Fusion for the Future: ITER

The way of the future is fusion. I dream of a world where humans have harnessed the power of the Sun. Clean, safe, energy. But there is no clear path to fusion. The most exciting possibility for a future with fusion may be the International Thermonuclear Experimental Reactor or ITER. ITER is not the only option of course. Previously, I have discussed the National Ignition Facility or NIF which has pioneered unique technologies is the field, but their success is not ensured. Many small research projects around the world are also struggling to realize the dream of fusion, but with budget shortfalls and increasing pressure to produce results we as a society may shortsightedly end the dreams of a fusion future.

Fusion is what powers the Sun and all stars in our Universe. Fusion is the joining of two or more separate atomic nuclei into a larger nuclei. Fusion can create energy because the mass of the input and output nuclei are not necessarily equal in mass. An overview of what fusion is and why it is so important can be seen on my previous post on Fusion for the Future. Many scientists in the field acknowledge that a rapid development of fusion is unlikely, much less a commercial development, but there is hope. A reasonable time frame may be half a century before we see a world powered by the same process which drives the Sun. It will be an almost entirely clean, limitless, reliable, and safe source of power.
Christopher Llewellyn Smith states some cold hard numbers that are worth mentioning again. The price of ITER is at least 13 billion Euros or $17 billion. This cost is justified and dwarfed by the magnitude of the energy usage on Earth which amounts to a $5 trillion dollar a year market (I checked some of these numbers and they seem approximately correct. Did you know that you can download the International Energy Agency's annual reports as an iPhone or iPad app?). Particularly shocking are the subsides to fossil fuels which are over $500 billion a year worldwide (I am not so sure about this number, but the United States alone subsides fossil fules to the tune of $10 billion a year) while the subsides to renewables are only $45 billion worldwide. Smith says that the renewable energy sources of wind, bio, geothermal, and marine will never be able to meet the world's energy needs a current consumption rates. We must use solar, fission, or fusion energy.
It is a curious thing to ask a scientist to speculate on the future, but these two scientists have indulged us with a time frame for achieving fusion. Maybe the middle of this century at best they say. What makes fusion so difficult?

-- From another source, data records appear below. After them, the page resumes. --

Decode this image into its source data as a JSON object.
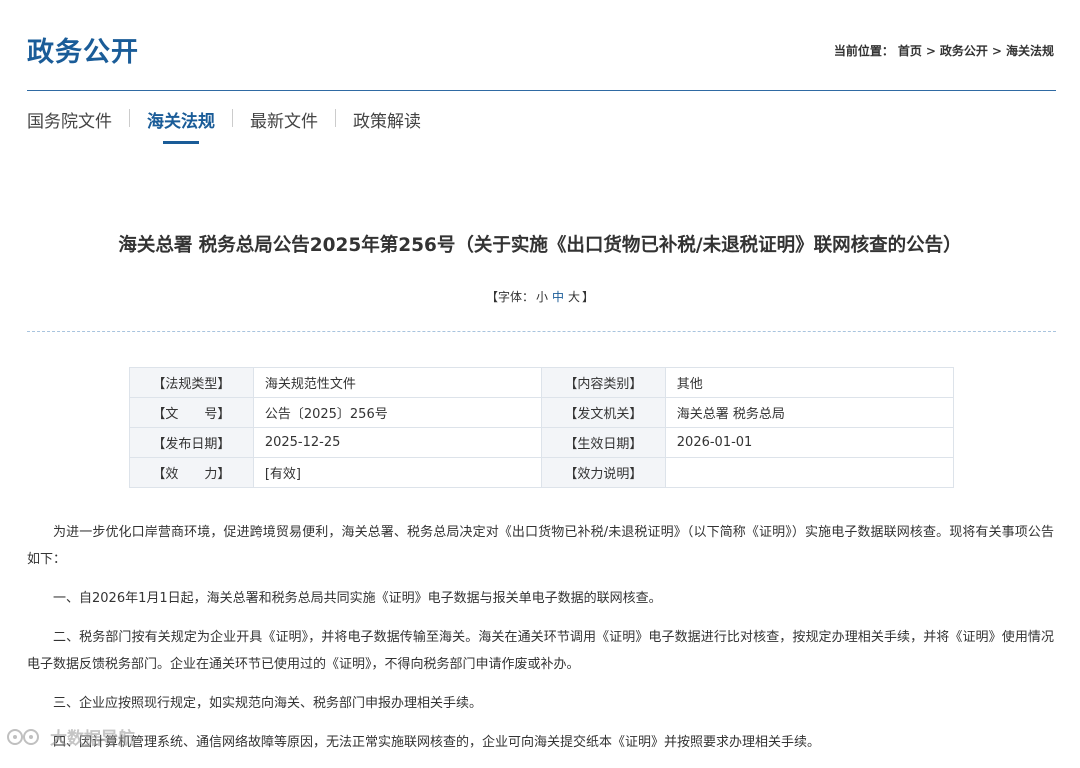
{
  "header": {
    "title": "政务公开",
    "breadcrumb": {
      "prefix": "当前位置：",
      "items": [
        "首页",
        "政务公开",
        "海关法规"
      ],
      "separator": ">"
    }
  },
  "nav": {
    "tabs": [
      {
        "label": "国务院文件",
        "active": false
      },
      {
        "label": "海关法规",
        "active": true
      },
      {
        "label": "最新文件",
        "active": false
      },
      {
        "label": "政策解读",
        "active": false
      }
    ]
  },
  "article": {
    "title": "海关总署 税务总局公告2025年第256号（关于实施《出口货物已补税/未退税证明》联网核查的公告）",
    "font_size": {
      "open": "【字体：",
      "small": "小",
      "medium": "中",
      "large": "大",
      "close": "】"
    },
    "meta": [
      [
        {
          "label": "【法规类型】",
          "value": "海关规范性文件"
        },
        {
          "label": "【内容类别】",
          "value": "其他"
        }
      ],
      [
        {
          "label": "【文　　号】",
          "value": "公告〔2025〕256号"
        },
        {
          "label": "【发文机关】",
          "value": "海关总署 税务总局"
        }
      ],
      [
        {
          "label": "【发布日期】",
          "value": "2025-12-25"
        },
        {
          "label": "【生效日期】",
          "value": "2026-01-01"
        }
      ],
      [
        {
          "label": "【效　　力】",
          "value": "[有效]"
        },
        {
          "label": "【效力说明】",
          "value": ""
        }
      ]
    ],
    "paragraphs": [
      "为进一步优化口岸营商环境，促进跨境贸易便利，海关总署、税务总局决定对《出口货物已补税/未退税证明》（以下简称《证明》）实施电子数据联网核查。现将有关事项公告如下：",
      "一、自2026年1月1日起，海关总署和税务总局共同实施《证明》电子数据与报关单电子数据的联网核查。",
      "二、税务部门按有关规定为企业开具《证明》，并将电子数据传输至海关。海关在通关环节调用《证明》电子数据进行比对核查，按规定办理相关手续，并将《证明》使用情况电子数据反馈税务部门。企业在通关环节已使用过的《证明》，不得向税务部门申请作废或补办。",
      "三、企业应按照现行规定，如实规范向海关、税务部门申报办理相关手续。",
      "四、因计算机管理系统、通信网络故障等原因，无法正常实施联网核查的，企业可向海关提交纸本《证明》并按照要求办理相关手续。"
    ]
  },
  "watermark": {
    "text": "大数据导航"
  },
  "colors": {
    "accent": "#1a5c98",
    "divider": "#2f6aa3",
    "table_border": "#dde3ea",
    "label_bg": "#f3f5f8"
  }
}
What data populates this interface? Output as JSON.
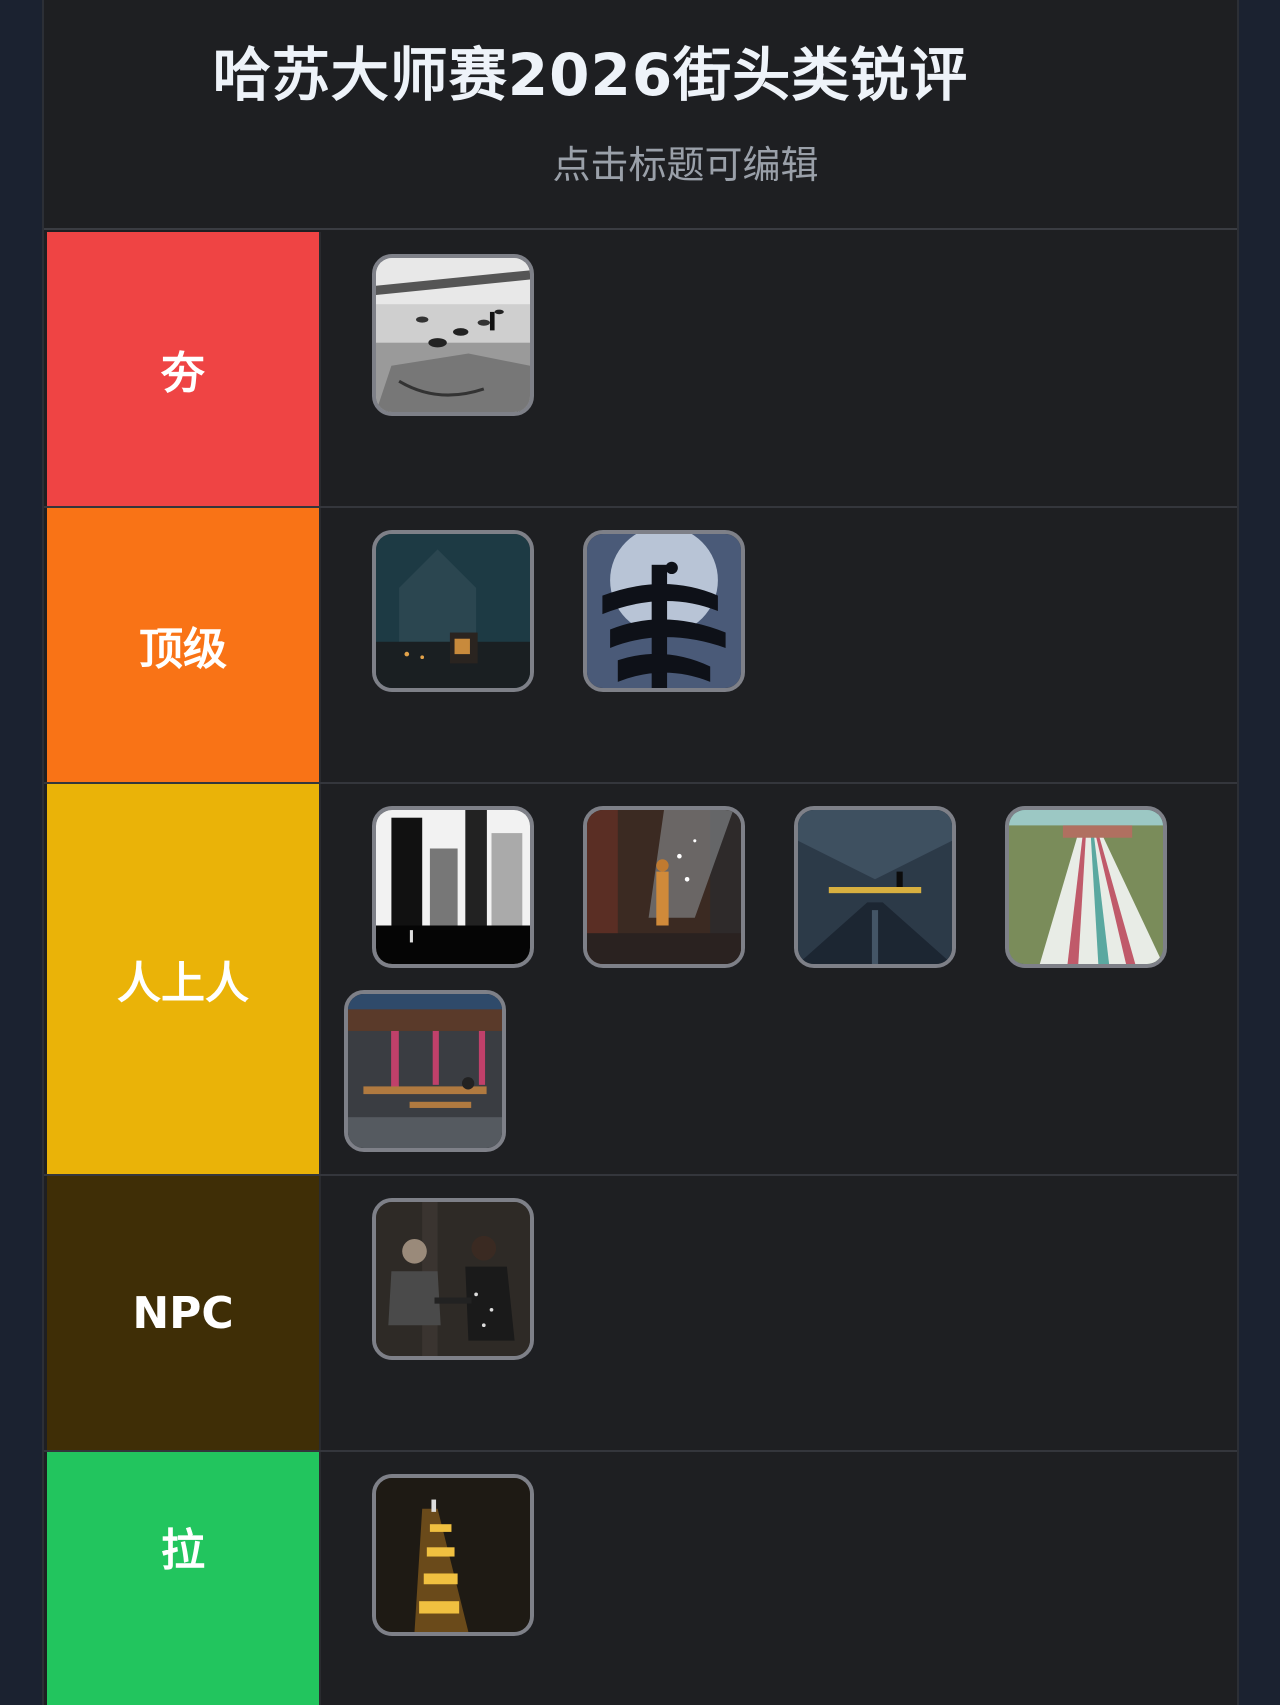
{
  "header": {
    "title": "哈苏大师赛2026街头类锐评",
    "subtitle": "点击标题可编辑"
  },
  "tiers": [
    {
      "label": "夯",
      "color": "#ef4444",
      "items": [
        "pigeons-bw-photo"
      ]
    },
    {
      "label": "顶级",
      "color": "#f97316",
      "items": [
        "foggy-cathedral-photo",
        "spiral-stairs-photo"
      ]
    },
    {
      "label": "人上人",
      "color": "#eab308",
      "items": [
        "skyscrapers-bw-photo",
        "sparks-worker-photo",
        "underpass-figure-photo",
        "water-slides-photo",
        "canteen-tables-photo"
      ]
    },
    {
      "label": "NPC",
      "color": "#3f2e06",
      "items": [
        "cafe-couple-photo"
      ]
    },
    {
      "label": "拉",
      "color": "#22c55e",
      "items": [
        "light-stripes-floor-photo"
      ]
    }
  ]
}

Doughnut photo by flicker user SebastianDoorisPlasma photo by flicker user oakridgelabThe key to releasing the energy of the Sun is forcing the nuclei of atoms close enough together for them to overcome their electrical repulsion and allow the strong force which binds nuclei to merge the nuclei together. Such favorable conditions for atoms to smash into each other can only occur under extreme temperatures and pressures, like say at the center of a star, but it is almost impossible to hold a star on earth. Anything which is hot enough to undergo fusion is also hot enough to burn through any container, thus we must contain something without quite touching it. Enter the magnetic doughnut known as the tokamak. A tokamak is a toroidal or doughnut shaped container that uses magnetic fields to confine plasma. Plasma is a state of matter where all the atoms are ionized (the electrons that normally orbit the protons in the nucleus have escaped)—and at these temperatures the atoms contained in the tokamak are definitely ionized. Magnetic fields apply a force on the charged particles of plasma such that the plasma can be corralled and kept away from the walls of the container. In an actual tokamak huge magnets encircle the enclosure as shown in the figure here where the magnetic coils and the ITER plasma surface is shown. The colors and contour lines indicate the magnetic field strength which is not quite perfect, the lines are wavy, due to deviations from perfect symmetry in the structure because the tordioal magnetic field is made of a finite number of magnetic coils. The ITER tokamak will be huge. Check out the tiny little person (bottom left) in the image below.
A detailed cutaway of the ITER Tokamak, with the hot plasma, in pink, in the centre. © ITER Organization
The complexity of this machine is astounding. One key challenge that must be overcome is the confinement of the plasma in a controlled manner. The Confinement Topical Group will determine exactly how to accomplish the confinement and avoid the performance degrading effects of Edge Localized Modes or (ELM modes). The hotter the plasma is the more internal plasma pressure is that must be balanced by stronger magnetic pressure fields; we could view this system in analogy to a balloon where that the plasma is the air under pressure and balloon's walls are the magnetic fields. The exact ratio of the plasma's internal current, the physical size of the tokamak, and the torodial magnetic field is a carefully tuned parameter to balance the gas temperature and magnetic pressures which does not yet have a known optimal configuration (the goal is I/aB < 2.5 where I is the plasma current, a is the minor radius, and B is the toroidal field on axis). It has been observed that the ELM modes periodically become unstable and have breakouts. This creates a large energy flux in a short time, like that of a solar flare on the Sun, where hot plasma breaks free of the magnetic fields. When this occurs the plasma may touch the side walls of the tokamak and overheat the internal surfaces to many thousands of degrees. The side wall surfaces will be evaporated and eroded inside the plasma chamber. In this way the ELM modes result in the introduction of plasma impurities which contribute to raising the effective atomic number (the number of free protons per particle) of the plasma which results in greatly reduced fusion efficiency or even the halting of the fusion reaction entirely; the target is to keep the effective atomic number below two. The aggregate erosion is large and the lining of the tokamak walls may  need be replaced often. In order to operate the machine continuously and cost effectively the ELM modes must be controlled. The control of ELM is paramount for a successful fusion tokamak. In the video below Alberto Loarte tells us a little more about the control of ELM modes and clever ways that the ELMs are dealt with.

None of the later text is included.